Raised in a spiritual and conservative home in rural Texas, Jennifer grew up imaginative, curious, and experimental, and has used her upbringing in her intensely personal artwork to bring insight and awareness using heartfelt, acutely mapped personal experiences.
Jennifer is currently working in Albuquerque, New Mexico. She holds an MFA from the University of New Mexico. Alongside varied private portrait commissions, she is an international speaker and lecturer whose programs are sought after year after year by many professional public and private photographic organizations. Jennifer published her first monograph, Medic, in 2012. She has just completed her latest major body of work entitled Testament, a series of twelve images exploring love relationships and heavy burdens they sustain. Jennifer’s work has been a part of many group and solo exhibitions, and is represented by several major galleries across the country.

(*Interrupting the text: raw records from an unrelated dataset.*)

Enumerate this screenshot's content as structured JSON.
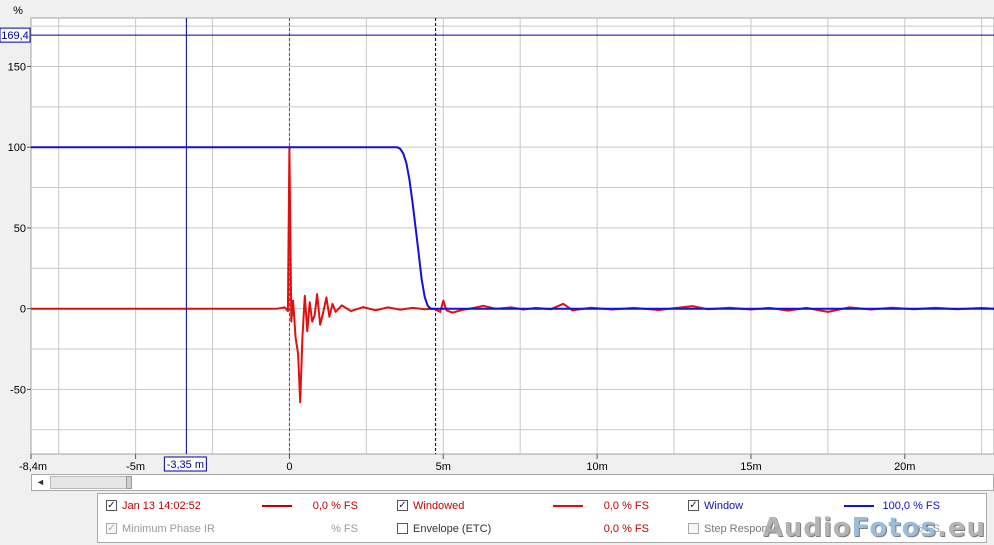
{
  "chart_data": {
    "type": "line",
    "ylabel": "%",
    "xlim": [
      -8.4,
      22.9
    ],
    "ylim": [
      -90,
      180
    ],
    "x_ticks": [
      {
        "v": -8.4,
        "label": "-8,4m"
      },
      {
        "v": -5,
        "label": "-5m"
      },
      {
        "v": 0,
        "label": "0"
      },
      {
        "v": 5,
        "label": "5m"
      },
      {
        "v": 10,
        "label": "10m"
      },
      {
        "v": 15,
        "label": "15m"
      },
      {
        "v": 20,
        "label": "20m"
      }
    ],
    "y_ticks": [
      {
        "v": 150,
        "label": "150"
      },
      {
        "v": 100,
        "label": "100"
      },
      {
        "v": 50,
        "label": "50"
      },
      {
        "v": 0,
        "label": "0"
      },
      {
        "v": -50,
        "label": "-50"
      }
    ],
    "cursor": {
      "x": -3.35,
      "x_label": "-3,35 m",
      "y": 169.4,
      "y_label": "169,4"
    },
    "markers": [
      {
        "x": 0,
        "color": "#e02020",
        "style": "dashed"
      },
      {
        "x": 4.75,
        "color": "#000000",
        "style": "dashed"
      }
    ],
    "grid": true,
    "series": [
      {
        "name": "Window",
        "color": "#1010e0",
        "points": [
          [
            -8.4,
            100
          ],
          [
            3.5,
            100
          ],
          [
            3.6,
            99
          ],
          [
            3.7,
            96
          ],
          [
            3.8,
            90
          ],
          [
            3.9,
            80
          ],
          [
            4.0,
            66
          ],
          [
            4.1,
            50
          ],
          [
            4.2,
            34
          ],
          [
            4.3,
            18
          ],
          [
            4.4,
            7
          ],
          [
            4.5,
            1.5
          ],
          [
            4.6,
            0
          ],
          [
            22.9,
            0
          ]
        ]
      },
      {
        "name": "Windowed",
        "color": "#e01010",
        "points": [
          [
            -8.4,
            0
          ],
          [
            -0.4,
            0
          ],
          [
            -0.15,
            0.8
          ],
          [
            -0.05,
            -1.5
          ],
          [
            0.0,
            100
          ],
          [
            0.06,
            -8
          ],
          [
            0.12,
            5
          ],
          [
            0.2,
            -18
          ],
          [
            0.28,
            -28
          ],
          [
            0.35,
            -58
          ],
          [
            0.42,
            -18
          ],
          [
            0.5,
            8
          ],
          [
            0.58,
            -14
          ],
          [
            0.66,
            4
          ],
          [
            0.74,
            -8
          ],
          [
            0.82,
            -4
          ],
          [
            0.9,
            9
          ],
          [
            1.0,
            -10
          ],
          [
            1.1,
            -2
          ],
          [
            1.2,
            7
          ],
          [
            1.3,
            -5
          ],
          [
            1.4,
            3
          ],
          [
            1.5,
            -2
          ],
          [
            1.7,
            2
          ],
          [
            2.0,
            -1.5
          ],
          [
            2.4,
            1
          ],
          [
            2.8,
            -1
          ],
          [
            3.2,
            0.8
          ],
          [
            3.6,
            -0.6
          ],
          [
            4.0,
            0.5
          ],
          [
            4.4,
            -0.4
          ],
          [
            4.7,
            0
          ],
          [
            4.9,
            -2
          ],
          [
            5.0,
            5
          ],
          [
            5.1,
            -1
          ],
          [
            5.3,
            -2.5
          ],
          [
            5.6,
            -0.8
          ],
          [
            6.0,
            0.5
          ],
          [
            6.3,
            1.8
          ],
          [
            6.7,
            0
          ],
          [
            7.2,
            0.8
          ],
          [
            7.6,
            -0.5
          ],
          [
            8.0,
            0.5
          ],
          [
            8.5,
            -0.3
          ],
          [
            8.9,
            3
          ],
          [
            9.2,
            -1
          ],
          [
            9.8,
            0.6
          ],
          [
            10.5,
            -0.5
          ],
          [
            11.2,
            0.5
          ],
          [
            12.0,
            -0.8
          ],
          [
            12.6,
            0.5
          ],
          [
            13.1,
            1.6
          ],
          [
            13.6,
            -0.4
          ],
          [
            14.3,
            0.6
          ],
          [
            15.0,
            -0.5
          ],
          [
            15.6,
            0.5
          ],
          [
            16.2,
            -1.2
          ],
          [
            16.8,
            0.5
          ],
          [
            17.5,
            -2
          ],
          [
            18.2,
            0.8
          ],
          [
            18.9,
            -0.5
          ],
          [
            19.6,
            0.6
          ],
          [
            20.3,
            -0.3
          ],
          [
            21.0,
            0.6
          ],
          [
            21.7,
            -0.4
          ],
          [
            22.5,
            0.5
          ],
          [
            22.9,
            0
          ]
        ]
      }
    ]
  },
  "legend": {
    "row1": {
      "trace_name": "Jan 13 14:02:52",
      "trace_value": "0,0 % FS",
      "windowed_name": "Windowed",
      "windowed_value": "0,0 % FS",
      "window_name": "Window",
      "window_value": "100,0 % FS"
    },
    "row2": {
      "minphase_name": "Minimum Phase IR",
      "minphase_value": "% FS",
      "envelope_name": "Envelope (ETC)",
      "envelope_value": "0,0 % FS",
      "step_name": "Step Response",
      "step_value": "% FS"
    },
    "check_mark": "✓"
  },
  "scrollbar": {
    "left_arrow": "◄"
  },
  "watermark": {
    "part1": "Audio",
    "part2": "Fotos",
    "part3": ".eu"
  },
  "colors": {
    "red": "#e01010",
    "blue": "#1010e0",
    "grid": "#c8c8c8"
  }
}
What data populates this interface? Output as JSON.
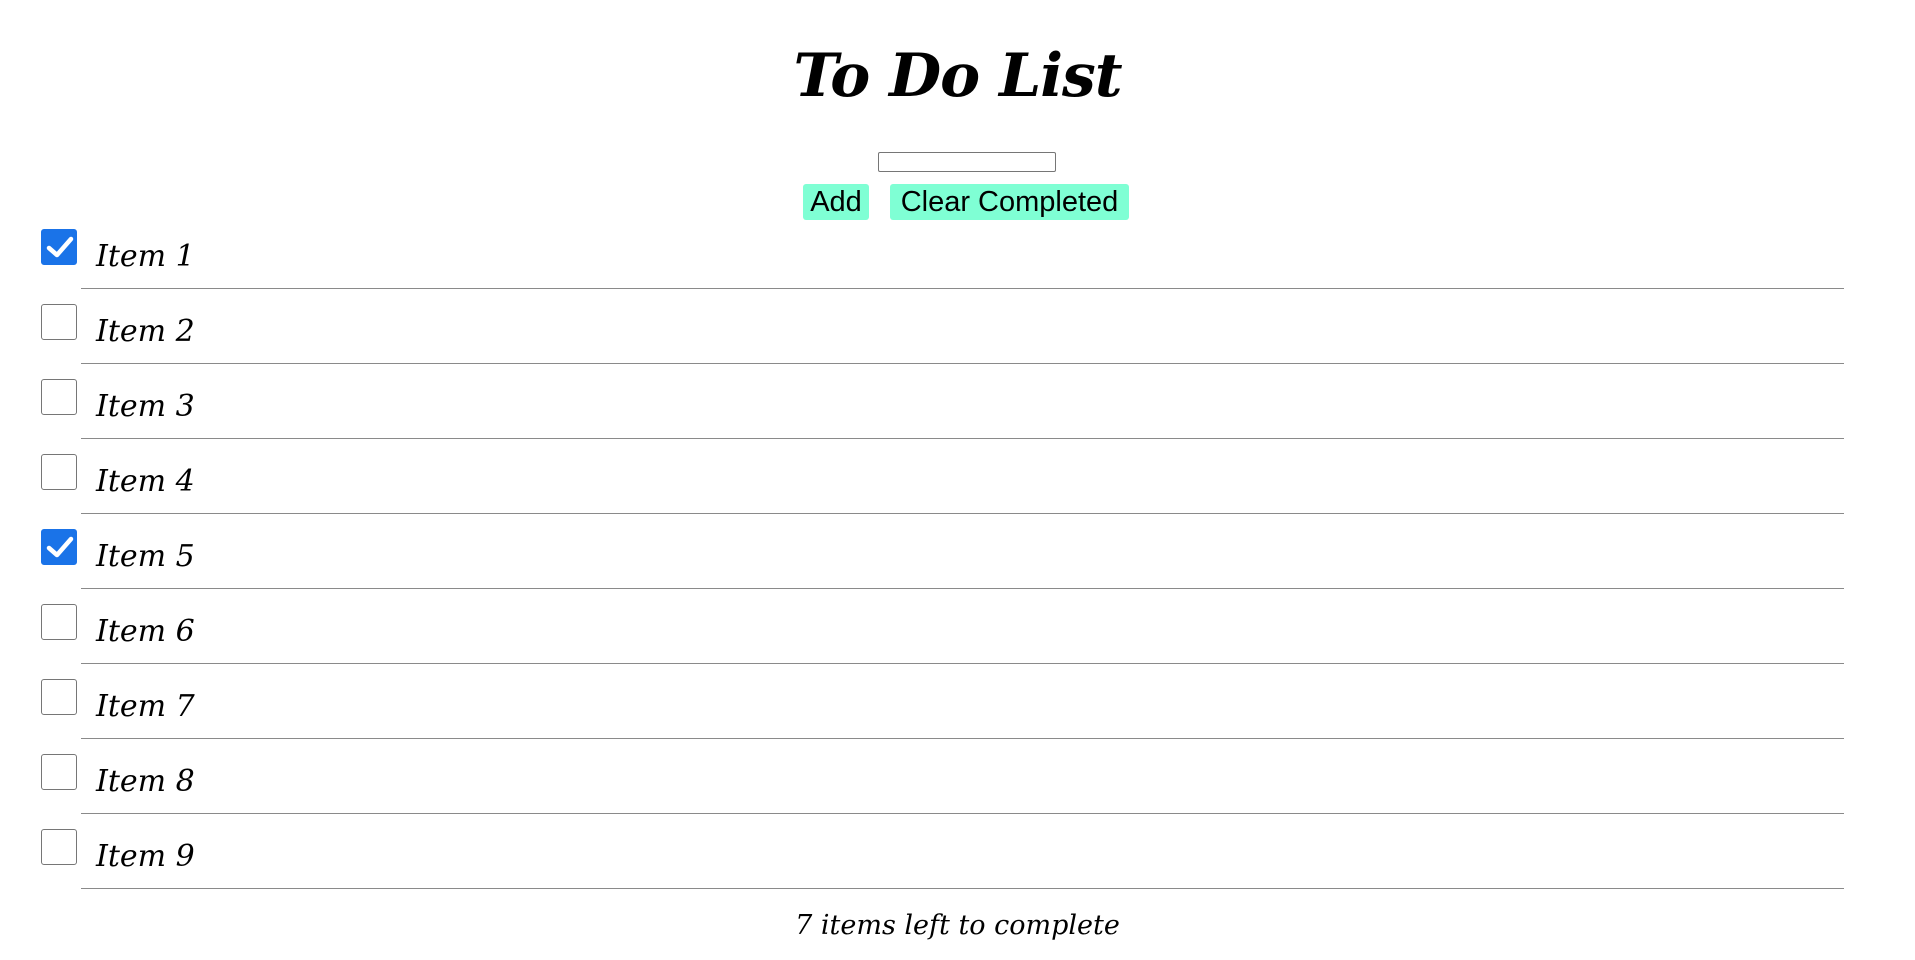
{
  "header": {
    "title": "To Do List"
  },
  "form": {
    "input_value": "",
    "add_label": "Add",
    "clear_label": "Clear Completed"
  },
  "todos": [
    {
      "label": "Item 1",
      "checked": true
    },
    {
      "label": "Item 2",
      "checked": false
    },
    {
      "label": "Item 3",
      "checked": false
    },
    {
      "label": "Item 4",
      "checked": false
    },
    {
      "label": "Item 5",
      "checked": true
    },
    {
      "label": "Item 6",
      "checked": false
    },
    {
      "label": "Item 7",
      "checked": false
    },
    {
      "label": "Item 8",
      "checked": false
    },
    {
      "label": "Item 9",
      "checked": false
    }
  ],
  "footer": {
    "remaining_text": "7 items left to complete"
  },
  "colors": {
    "button_bg": "#7fffd4",
    "checkbox_checked": "#1a73e8"
  },
  "icons": {
    "checkbox": "checkmark-icon"
  }
}
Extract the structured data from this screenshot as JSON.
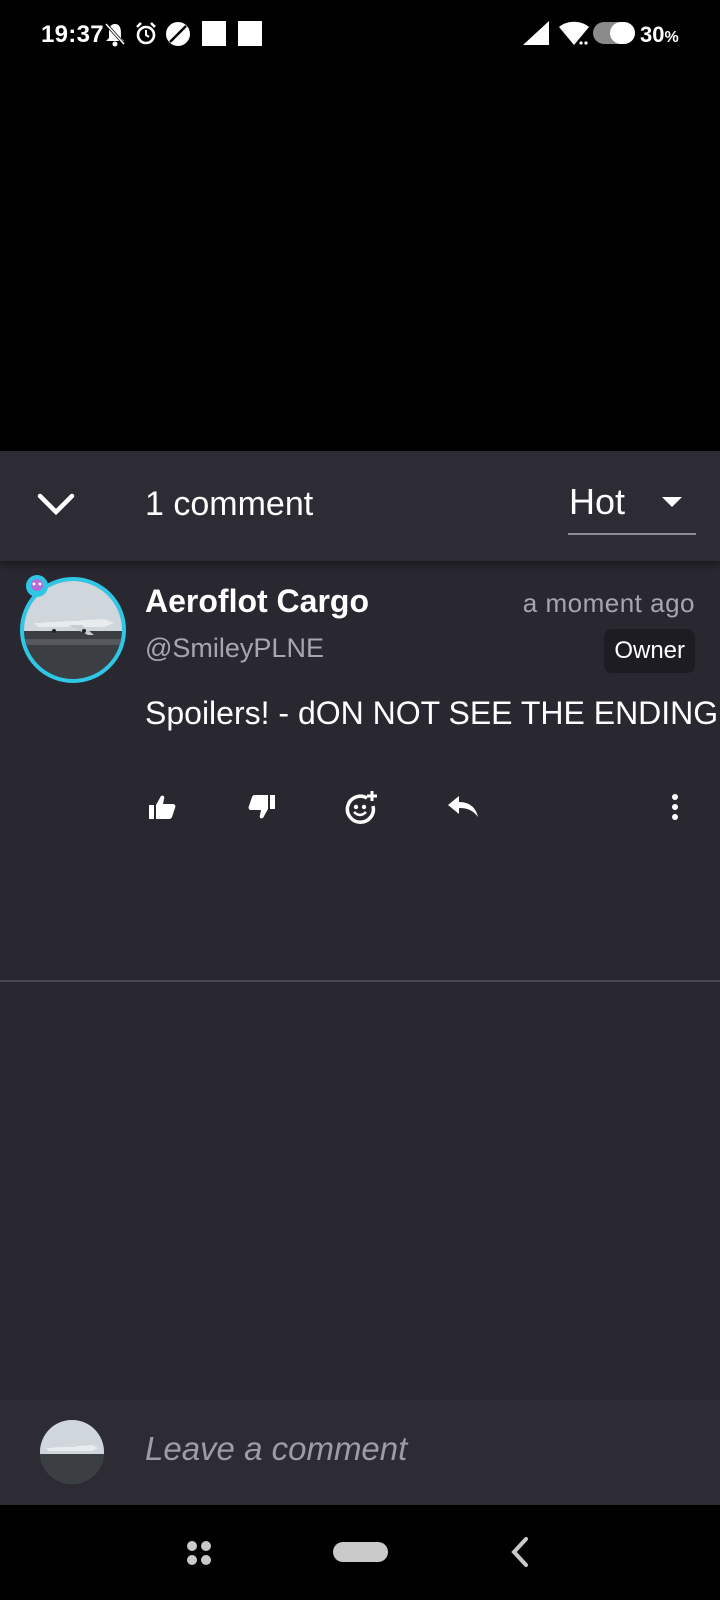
{
  "status_bar": {
    "time": "19:37",
    "battery": "30",
    "battery_unit": "%",
    "icons": [
      "mute-icon",
      "alarm-icon",
      "data-saver-icon",
      "notification-square-icon",
      "notification-square-icon",
      "signal-icon",
      "wifi-icon",
      "battery-icon"
    ]
  },
  "header": {
    "comment_count": "1 comment",
    "sort_value": "Hot"
  },
  "comment": {
    "author": "Aeroflot Cargo",
    "handle": "@SmileyPLNE",
    "timestamp": "a moment ago",
    "badge": "Owner",
    "text": "Spoilers! - dON NOT SEE THE ENDING",
    "actions": [
      "like-icon",
      "dislike-icon",
      "add-reaction-icon",
      "reply-icon",
      "more-options-icon"
    ]
  },
  "compose": {
    "placeholder": "Leave a comment"
  },
  "colors": {
    "panel_bg": "#29272f",
    "header_bg": "#2d2b33",
    "avatar_ring": "#2ec8e6",
    "muted_text": "#a8a5b0"
  }
}
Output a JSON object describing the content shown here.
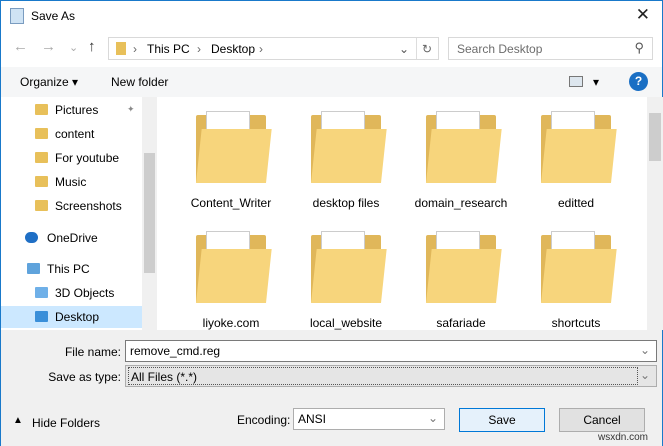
{
  "window": {
    "title": "Save As",
    "close": "✕"
  },
  "nav": {
    "back": "←",
    "forward": "→",
    "recent": "⌄",
    "up": "↑"
  },
  "address": {
    "segments": [
      "This PC",
      "Desktop"
    ],
    "sep": "›",
    "dropdown": "⌄",
    "refresh": "↻"
  },
  "search": {
    "placeholder": "Search Desktop",
    "icon": "⚲"
  },
  "toolbar": {
    "organize": "Organize ▾",
    "new_folder": "New folder",
    "view": "▾",
    "help": "?"
  },
  "sidebar": {
    "items": [
      {
        "label": "Pictures",
        "pin": "📌"
      },
      {
        "label": "content"
      },
      {
        "label": "For youtube"
      },
      {
        "label": "Music"
      },
      {
        "label": "Screenshots"
      },
      {
        "label": "OneDrive"
      },
      {
        "label": "This PC"
      },
      {
        "label": "3D Objects"
      },
      {
        "label": "Desktop",
        "selected": true
      }
    ]
  },
  "files": [
    "Content_Writer",
    "desktop files",
    "domain_research",
    "editted",
    "liyoke.com",
    "local_website",
    "safariade",
    "shortcuts"
  ],
  "form": {
    "file_name_label": "File name:",
    "file_name": "remove_cmd.reg",
    "type_label": "Save as type:",
    "type": "All Files  (*.*)",
    "encoding_label": "Encoding:",
    "encoding": "ANSI"
  },
  "buttons": {
    "hide_folders": "Hide Folders",
    "save": "Save",
    "cancel": "Cancel"
  },
  "watermark": "wsxdn.com"
}
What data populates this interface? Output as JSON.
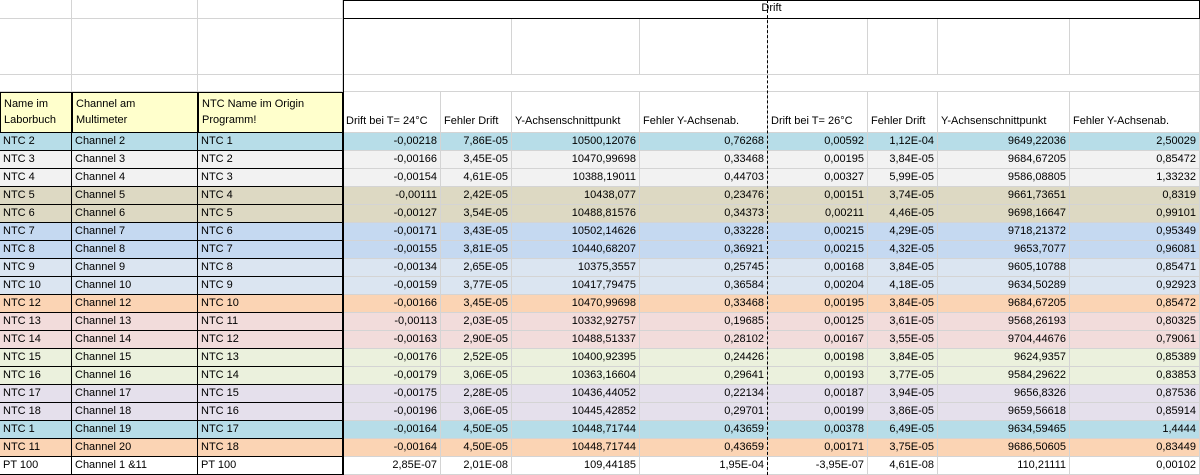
{
  "sheet": {
    "group_header": "Drift",
    "header": {
      "col1": [
        "Name im",
        "Laborbuch"
      ],
      "col2": [
        "Channel am",
        "Multimeter"
      ],
      "col3": [
        "NTC Name im Origin",
        "Programm!"
      ],
      "drift24": "Drift bei T= 24°C",
      "fehler_drift1": "Fehler Drift",
      "yachsen1": "Y-Achsenschnittpunkt",
      "fehler_y1": "Fehler Y-Achsenab.",
      "drift26": "Drift bei T= 26°C",
      "fehler_drift2": "Fehler Drift",
      "yachsen2": "Y-Achsenschnittpunkt",
      "fehler_y2": "Fehler Y-Achsenab."
    },
    "colors": {
      "blue": "#b7dde8",
      "gray": "#f2f2f2",
      "tan": "#ddd9c3",
      "lightblue": "#c5d9f1",
      "paleblue": "#dbe5f1",
      "orange": "#fbd4b4",
      "pink": "#f2dcdb",
      "green": "#ebf1dd",
      "lavender": "#e5e0ec",
      "white": "#ffffff"
    },
    "rows": [
      {
        "color": "blue",
        "cells": [
          "NTC 2",
          "Channel 2",
          "NTC 1",
          "-0,00218",
          "7,86E-05",
          "10500,12076",
          "0,76268",
          "0,00592",
          "1,12E-04",
          "9649,22036",
          "2,50029"
        ]
      },
      {
        "color": "gray",
        "cells": [
          "NTC 3",
          "Channel 3",
          "NTC 2",
          "-0,00166",
          "3,45E-05",
          "10470,99698",
          "0,33468",
          "0,00195",
          "3,84E-05",
          "9684,67205",
          "0,85472"
        ]
      },
      {
        "color": "gray",
        "cells": [
          "NTC 4",
          "Channel 4",
          "NTC 3",
          "-0,00154",
          "4,61E-05",
          "10388,19011",
          "0,44703",
          "0,00327",
          "5,99E-05",
          "9586,08805",
          "1,33232"
        ]
      },
      {
        "color": "tan",
        "cells": [
          "NTC 5",
          "Channel 5",
          "NTC 4",
          "-0,00111",
          "2,42E-05",
          "10438,077",
          "0,23476",
          "0,00151",
          "3,74E-05",
          "9661,73651",
          "0,8319"
        ]
      },
      {
        "color": "tan",
        "cells": [
          "NTC 6",
          "Channel 6",
          "NTC 5",
          "-0,00127",
          "3,54E-05",
          "10488,81576",
          "0,34373",
          "0,00211",
          "4,46E-05",
          "9698,16647",
          "0,99101"
        ]
      },
      {
        "color": "lightblue",
        "cells": [
          "NTC 7",
          "Channel 7",
          "NTC 6",
          "-0,00171",
          "3,43E-05",
          "10502,14626",
          "0,33228",
          "0,00215",
          "4,29E-05",
          "9718,21372",
          "0,95349"
        ]
      },
      {
        "color": "lightblue",
        "cells": [
          "NTC 8",
          "Channel 8",
          "NTC 7",
          "-0,00155",
          "3,81E-05",
          "10440,68207",
          "0,36921",
          "0,00215",
          "4,32E-05",
          "9653,7077",
          "0,96081"
        ]
      },
      {
        "color": "paleblue",
        "cells": [
          "NTC 9",
          "Channel 9",
          "NTC 8",
          "-0,00134",
          "2,65E-05",
          "10375,3557",
          "0,25745",
          "0,00168",
          "3,84E-05",
          "9605,10788",
          "0,85471"
        ]
      },
      {
        "color": "paleblue",
        "cells": [
          "NTC 10",
          "Channel 10",
          "NTC 9",
          "-0,00159",
          "3,77E-05",
          "10417,79475",
          "0,36584",
          "0,00204",
          "4,18E-05",
          "9634,50289",
          "0,92923"
        ]
      },
      {
        "color": "orange",
        "cells": [
          "NTC 12",
          "Channel 12",
          "NTC 10",
          "-0,00166",
          "3,45E-05",
          "10470,99698",
          "0,33468",
          "0,00195",
          "3,84E-05",
          "9684,67205",
          "0,85472"
        ]
      },
      {
        "color": "pink",
        "cells": [
          "NTC 13",
          "Channel 13",
          "NTC 11",
          "-0,00113",
          "2,03E-05",
          "10332,92757",
          "0,19685",
          "0,00125",
          "3,61E-05",
          "9568,26193",
          "0,80325"
        ]
      },
      {
        "color": "pink",
        "cells": [
          "NTC 14",
          "Channel 14",
          "NTC 12",
          "-0,00163",
          "2,90E-05",
          "10488,51337",
          "0,28102",
          "0,00167",
          "3,55E-05",
          "9704,44676",
          "0,79061"
        ]
      },
      {
        "color": "green",
        "cells": [
          "NTC 15",
          "Channel 15",
          "NTC 13",
          "-0,00176",
          "2,52E-05",
          "10400,92395",
          "0,24426",
          "0,00198",
          "3,84E-05",
          "9624,9357",
          "0,85389"
        ]
      },
      {
        "color": "green",
        "cells": [
          "NTC 16",
          "Channel 16",
          "NTC 14",
          "-0,00179",
          "3,06E-05",
          "10363,16604",
          "0,29641",
          "0,00193",
          "3,77E-05",
          "9584,29622",
          "0,83853"
        ]
      },
      {
        "color": "lavender",
        "cells": [
          "NTC 17",
          "Channel 17",
          "NTC 15",
          "-0,00175",
          "2,28E-05",
          "10436,44052",
          "0,22134",
          "0,00187",
          "3,94E-05",
          "9656,8326",
          "0,87536"
        ]
      },
      {
        "color": "lavender",
        "cells": [
          "NTC 18",
          "Channel 18",
          "NTC 16",
          "-0,00196",
          "3,06E-05",
          "10445,42852",
          "0,29701",
          "0,00199",
          "3,86E-05",
          "9659,56618",
          "0,85914"
        ]
      },
      {
        "color": "blue",
        "cells": [
          "NTC 1",
          "Channel 19",
          "NTC 17",
          "-0,00164",
          "4,50E-05",
          "10448,71744",
          "0,43659",
          "0,00378",
          "6,49E-05",
          "9634,59465",
          "1,4444"
        ]
      },
      {
        "color": "orange",
        "cells": [
          "NTC 11",
          "Channel 20",
          "NTC 18",
          "-0,00164",
          "4,50E-05",
          "10448,71744",
          "0,43659",
          "0,00171",
          "3,75E-05",
          "9686,50605",
          "0,83449"
        ]
      },
      {
        "color": "white",
        "cells": [
          "PT 100",
          "Channel 1 &11",
          "PT 100",
          "2,85E-07",
          "2,01E-08",
          "109,44185",
          "1,95E-04",
          "-3,95E-07",
          "4,61E-08",
          "110,21111",
          "0,00102"
        ]
      }
    ]
  }
}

Artist Statement: Testament
In my work, I revisit themes of human fragility, pain, and eventually, recovery. I am attracted to vulnerability, to peeling back a skin that reveals something precious, dark, and insistently tender. I am compelled by the moments where people are on an edge, barely laced together, befriending disaster, remembering something, or exposing something.
I am curious about how relationships survive, why they dissolve, how people love one another, and how such love is expressed. In this work, I am investigating heavy burdens and how we carry them. I am interested in the spiritual labor of bearing weight, submission, futileness, and persistence.
To create the work, I rented an empty house for a year, and transformed it into a makeshift sanctuary, a freighted space for constructing the photographs. I fabricated sculptural objects for each image, using materials such as wool, linen, clay, human hair, and beeswax. The materials borrow symbolic language from the Bible, and create alter-like, fleshy masses. The house reminds me very much of my childhood home, and provides a weighted, sentimental foundation for the images. Every object used in the meticulous staging of each scene references my childhood, and a time of spiritual emergence in my life. I imagine the house as a gateway, the space just before crossing over. The people in the photographs are in the final phase of bearing weight, moments away from finally laying it down. I am seeking the moment of relief, and relishing in the moments just before it occurs.
I like to know and feel the moment where people fall apart, and saturate my work in it. I want to push at a breaking point, and hold out hope for restoration. These photographs are representations of quiet, ultra-still, delicate moments of raw humanness; the phase just after a laboring, aching fall and at the point when renewal inevitably begins.